Emmanuel Macron. Wikipedia
Paris

Macron attacked in court for racketeering and violence by Yellow Vest

French police had to dig deep into the Fifth Republic's Constitution after a Yellow Vest filed a complaint against President Emmanuel Macron.

Published: November 27, 2018, 8:31 am

    Uncertain as to the validity of such a complaint, police officers first had to consult the Constitution before they eventually recorded the charge.

    It is a complaint that will cause a stir and encourage other Yellow Vest protesters to do the same. As regional daily Ouest-France reported on Monday, November 26, a member of the grassroots movement against Macron’s fuel tax hikes, from Saint-Malo (Ille-et-Vilaine) went to the police station in town to file a complaint against the head of state and his government.

    After the violent clashes between protesters and police on Sunday on the Champs-Elysees in Paris, the Yellow Vest supporter who filed the charge, has been able to extend the list of ills he blames on the President of the Republic and the government.

    But first, he had to convince the police of the merits of his approach. “They had never seen that. The police went looking in the code of the Constitution to see if it was possible,” he explained, laughing. Eventually, law enforcement noted the charge.

    Emmanuel Macron and his ministers have therefore been charged with “racketeering, squandering of public money, moral damage and endangering the lives of others, intentional violence with weapons, misuse of the police on vulnerable people and infringement of the right of demonstration”.

    The brave Yellow Vest believes his accusations are all well founded. “On a video, we saw older protesters being abused, while the movement of Yellow Vests is a pacifist one and we are not vandals,” he says.

    He hopes to obtain the resignation of Emmanuel Macron and his government. But “for it to rise to the highest level of the state”, he relies on other collectives to emulate in his approach.

    Another 29-year-old Yellow Vest who lives in the Charente, filed a similar kind of complaint for “usurpation of function and embezzlement of public funds,” reported the newspaper Sud Ouest.

    She believes that the institutions of the Fifth Republic have been illegal since a certain decree published by a former Minister Manuel Valls in 2016. But this argument has been dismissed as “fake news”.

    The decree by Valls called for a general inspectorate of justice, under the supervision of the Ministry and charged with assessing “the activity, functioning and performance of the courts”. But the decree provoked a huge uproar in France.

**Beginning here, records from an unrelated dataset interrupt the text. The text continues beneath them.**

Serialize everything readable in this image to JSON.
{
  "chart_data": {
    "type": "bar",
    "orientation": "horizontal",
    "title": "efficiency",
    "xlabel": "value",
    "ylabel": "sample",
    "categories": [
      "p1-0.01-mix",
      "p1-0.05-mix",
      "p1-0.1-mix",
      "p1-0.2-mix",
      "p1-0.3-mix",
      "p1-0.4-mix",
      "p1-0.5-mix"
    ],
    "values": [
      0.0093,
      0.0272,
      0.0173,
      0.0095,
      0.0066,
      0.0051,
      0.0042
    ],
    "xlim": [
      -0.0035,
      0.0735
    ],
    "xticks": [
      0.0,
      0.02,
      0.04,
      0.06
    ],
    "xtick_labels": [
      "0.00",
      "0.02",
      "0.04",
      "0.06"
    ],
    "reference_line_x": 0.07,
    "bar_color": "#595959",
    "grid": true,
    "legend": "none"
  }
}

The Court of Cassation, the highest court of the French judiciary, denounced it in a letter to the Prime Minister.

    The fact that the “supreme court of the judiciary [is] under the direct control of the government […] breaks with the republican tradition observed until today” the authors of the letter pointed out.

    And indeed, another institution, the Council of State, finally canceled the decree in March 2018, on the grounds that it did not respect the independence of the Court of Cassation. Rumours of the “end of the Constitution” have nevertheless continued and may even help Macron defend unpopular new laws to clamp down on information circulating on social media.

    The French National Assembly has approved two laws to crack down on information during election campaigns, despite criticism from the opposition and free speech activists.

    Macron promised the censorship law earlier this year amid widespread concern in Western Europe that immigration policies are boosting the rise of sovereignist parties.

    The new laws will empower judges ahead of elections to order internet firms to remove “incorrect or misleading allegations or accusations” that are likely to influence the outcome of the vote.

    Internet firms over a certain size will also have to reveal any information about advertisers promoting content in the sphere of public debate.

    Broadcasting authorities will have far reaching powers ban radio or television stations that are owned or influenced by foreign governments.

    The French government has been accused by right and leftwing opponents of trying to create a form of “thought police” and censorship. Marine Le Pen has argued that it will be used “as a basis for real political censorship” in France, as the government prepares for next year’s European parliament elections.

    She tweeted earlier this year that with the “fake news” bill “the most essential values embodied in our Constitution and the values of democracy will be violated!”

    Constance Le Grip of Les Républicains called the law “useless, redundant, inadequate, dangerous, an attack on freedom of expression, badly written and only raises concerns instead of bringing solutions”.